Medyanın en üretken kalemlerinden biri olan Fehmi Koru, herzaman
yaptığı gibi son yazısında "Taha Kıvanç" takma adıyla yazdığı Kulis
köşesini gizlemek gereği duymadı. " başlıklı yazısında Fehmi Koru,
'müstear isim'le yazmanın sıkıntıları üzerinde durdu:
"Türk yazarları genellikle eserlerini takma adla yazmayı seviyor"
diyor Atatürk Üniversitesi öğretim üyesi Dr. Etem Çalık. Fuzuli'den
başlayıp Namık Kemal'le sürdürdüğü örnekleri günümüzden yazar
adlarıyla tamamlıyor. Aziz Nesin sözgelimi, üçü kadın olmak üzere
tam 45 takma ad kullanmış; rekor onda... Değerlendirmesinin sonunda
kullandıkları takma ad sayısına göre bir yazar listesi de çıkarmış
Dr. Çalık: Aziz Nesin 45, Nihal Atsız 12, Ziya Gökalp 11, Refik
Halit Karay 8, Nurullah Ataç 7, Orhan Kemal 5, Cahit Zarifoğlu 3,
Fehmi Koru 2, Ali Sirmen 2.
Bu listede eksik çok. Server Bedi yazdığı mâcera romanlarında
Peyami Safa'nın kullandığı addı. Nazım Hikmet'in en bilinen takma
adı Orhan Selim'dir. Necip Fazıl da Büyük Doğu dergilerinde değişik
adlar kullanmıştı.
Üzerinde Taha Kıvanç imzası bulunan bu sütunun Fehmi Koru
tarafından yazıldığını bilmeyen var mı? Türk medyasını yakından
izleyen herkesin bildiği bir gerçek bu. Yalnızca Yeni Şafak okusa
da, okurlar, Fehmi Koru ile Taha Kıvanç imzasını taşıyan yazıların
aynı kişinin elinden çıktığını bilir. En başlarda iz şaşırtmaya
çalışsam bile bu gerçeği hiç inkâra kalkışmadım. Övündüm
bile...
Yıllar önce, 1986'da, Zaman gazetesini yayınlamaya başladığımızda
az sayıda kişiyle çok iş çıkarmak zorundaydık. Gazetenin yayın
yönetmeniydim ve imzasız başyazıları yazıyordum, ama işim bununla
sınırlı değildi. Dış haberlere günlük değerlendirme yapmak
gerektiğinde, daktilonun karşısına geçip Haluk Atlas oluyordum.

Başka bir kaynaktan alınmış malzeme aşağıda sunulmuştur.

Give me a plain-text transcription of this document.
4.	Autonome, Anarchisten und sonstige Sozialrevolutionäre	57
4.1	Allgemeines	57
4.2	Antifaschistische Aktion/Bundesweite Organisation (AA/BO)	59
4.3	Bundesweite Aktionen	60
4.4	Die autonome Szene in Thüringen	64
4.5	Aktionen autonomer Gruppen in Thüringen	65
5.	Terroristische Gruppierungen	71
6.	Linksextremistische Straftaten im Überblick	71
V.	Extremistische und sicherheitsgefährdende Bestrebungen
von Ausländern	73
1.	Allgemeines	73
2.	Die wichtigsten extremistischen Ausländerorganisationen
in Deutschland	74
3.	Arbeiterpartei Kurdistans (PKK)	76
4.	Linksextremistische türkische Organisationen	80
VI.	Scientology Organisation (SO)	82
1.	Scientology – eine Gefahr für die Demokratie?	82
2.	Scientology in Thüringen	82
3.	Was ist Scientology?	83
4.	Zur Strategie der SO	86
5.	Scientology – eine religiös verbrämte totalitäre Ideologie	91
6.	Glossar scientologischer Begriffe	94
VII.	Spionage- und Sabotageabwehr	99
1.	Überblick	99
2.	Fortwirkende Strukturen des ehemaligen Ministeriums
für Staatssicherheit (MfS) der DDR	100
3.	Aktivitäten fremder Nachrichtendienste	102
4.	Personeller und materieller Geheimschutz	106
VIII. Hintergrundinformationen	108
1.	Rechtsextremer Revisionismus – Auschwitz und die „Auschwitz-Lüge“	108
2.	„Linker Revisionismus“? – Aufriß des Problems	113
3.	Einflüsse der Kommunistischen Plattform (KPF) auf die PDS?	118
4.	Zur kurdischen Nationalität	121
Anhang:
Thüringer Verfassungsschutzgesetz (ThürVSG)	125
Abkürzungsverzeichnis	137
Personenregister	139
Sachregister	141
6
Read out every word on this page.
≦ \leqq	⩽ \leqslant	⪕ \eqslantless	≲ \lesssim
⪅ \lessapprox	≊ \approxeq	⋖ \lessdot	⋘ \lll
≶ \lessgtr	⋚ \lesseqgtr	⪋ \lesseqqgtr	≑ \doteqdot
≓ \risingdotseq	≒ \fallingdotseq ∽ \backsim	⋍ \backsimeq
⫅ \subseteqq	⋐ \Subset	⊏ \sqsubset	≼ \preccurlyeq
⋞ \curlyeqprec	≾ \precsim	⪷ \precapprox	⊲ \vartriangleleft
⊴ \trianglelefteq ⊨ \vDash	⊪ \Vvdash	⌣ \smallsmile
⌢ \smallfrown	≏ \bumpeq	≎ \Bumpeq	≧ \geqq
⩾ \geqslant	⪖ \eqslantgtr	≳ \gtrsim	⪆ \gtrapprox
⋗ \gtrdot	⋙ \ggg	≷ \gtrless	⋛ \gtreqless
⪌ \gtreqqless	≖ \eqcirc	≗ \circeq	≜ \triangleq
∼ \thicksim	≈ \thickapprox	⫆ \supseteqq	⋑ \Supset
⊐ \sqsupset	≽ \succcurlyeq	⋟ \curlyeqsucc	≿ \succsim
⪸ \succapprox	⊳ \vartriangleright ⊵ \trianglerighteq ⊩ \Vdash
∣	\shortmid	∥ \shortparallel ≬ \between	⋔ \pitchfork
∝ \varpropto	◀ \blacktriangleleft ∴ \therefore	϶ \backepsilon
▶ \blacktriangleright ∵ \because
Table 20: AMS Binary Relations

Spor da yazdım mı, hatırlamıyorum, ama pek çok alanda kalem
oynattığım bugün gibi aklımda.
Sonraları Taha Kıvanç'a dönüşecek Bülent Şirin de Kulis yazarı
olarak o günlerde doğdu.
'Diary' denilen kulis-türü yazılar Anglo-Sakson gazeteciliğinin
tuzu biberidir. Uzun yıllar abone olduğum 'Observer' gazetesinde de
vardı 'Kulis' sütunu ve bunu 'Pendennis' imzası ardına
yarı-gizlenen biri yazıyordu. Tıpkı yine abonesi olduğum
'Economist' dergisindeki 'Bagehot' sütunu gibi... Walter Bagehot
19. yüzyılda yaşamış bir iktisatçıydı ve Economist dergisinin ilk
yayın yönetmeniydi; ancak onun soyadı dergide hâlâ bir sütunun
üzerinde yaşamaktadır...
Gazetenin yayın yönetmeni olarak Kulis sütunu açmaya karar
verdiğimde, bunu, farklı bir ad altında yapmayı uygun gördüm. İki
sebepten: Yayın yönetmeni ciddiyetiyle bağdaşmayabilecek hafif
şeyler de çıkabilecekti sütunda ve başkaları da katkıda
bulunabilecekti... Özellikle de ikincisi; ilk birkaç yazıdan sonra
Kulis'i diğer arkadaşlarla dönüşümlü olarak kullanacağımı
umuyordum. O günden bugüne kimbilir kaçbin Kulis çıktı çalıştığım
gazetelerde; hepsini ben yazmak zorunda kaldım...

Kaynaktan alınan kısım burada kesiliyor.